Family Encyclopedia >> Science

NASA Plans Controlled Deorbit of International Space Station in January 2031

NASA has announced that the International Space Station (ISS), launched in 1998, will be safely deorbited in January 2031. The structure will make a controlled reentry, targeting a splashdown approximately 2,700 kilometers from Point Nemo—the remote Pacific Ocean site farthest from any land.

A Controlled Deorbit in 2031

In November 2000, astronauts Bill Shepherd, Yuri Gidzenko, and Sergei Krikalev became the first to enter the ISS. Since then, it has hosted continuous human presence and facilitated over 3,000 experiments by more than 4,200 researchers.
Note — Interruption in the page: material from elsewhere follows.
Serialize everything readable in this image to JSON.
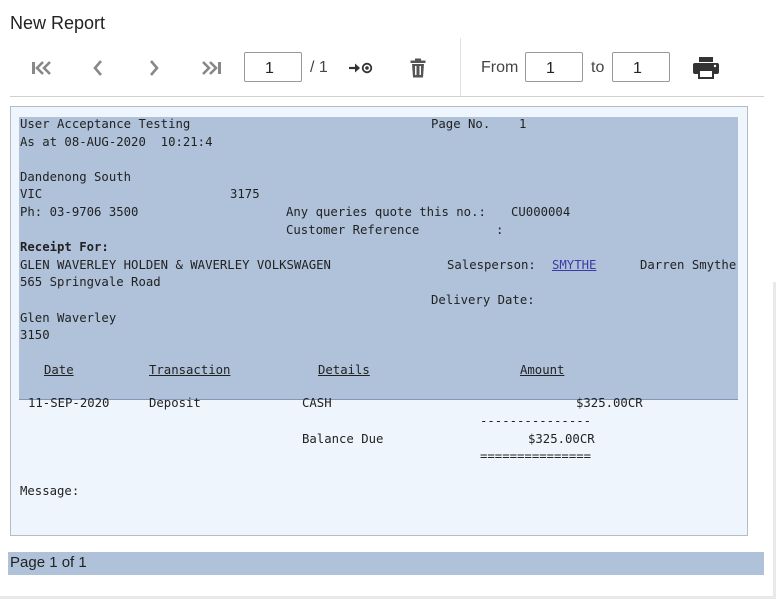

However, as the station ages, maintenance costs have escalated, especially with NASA's renewed focus on lunar exploration.

Originally slated for retirement in 2028, the ISS operations have been extended to 2030 at the White House's request. NASA is transitioning daily management to commercial partners, freeing resources for its Artemis lunar program.

Post-ISS, NASA will collaborate with Blue Origin, Nanoracks LLC, and Northrop Grumman to deploy commercial space stations, expected to be operational by the late 2020s.

The ISS will undergo a precise atmospheric reentry in January 2031, directed toward an area 2,700 kilometers from Point Nemo. This "spacecraft cemetery" has long served as the final resting place for satellites and stations like Russia's Mir.

NASA Plans Controlled Deorbit of International Space Station in January 2031

A High-Stakes Maneuver

Deorbiting plans involve multiple scenarios, with one leading approach in focus. Typically, Russian Progress cargo vehicles resupply the ISS by boosting its orbit using the service module's thrusters.

For deorbit, the process will reverse: thrusters will lower the orbit, guiding the station into the atmosphere for a controlled descent.

This is no small feat. At 400 tons and roughly the length of a football field, the ISS is the largest human-made object ever placed in low Earth orbit. Historical precedent, like the 1979 uncontrolled Skylab reentry that scattered debris over Australia, underscores the risks and the need for precision.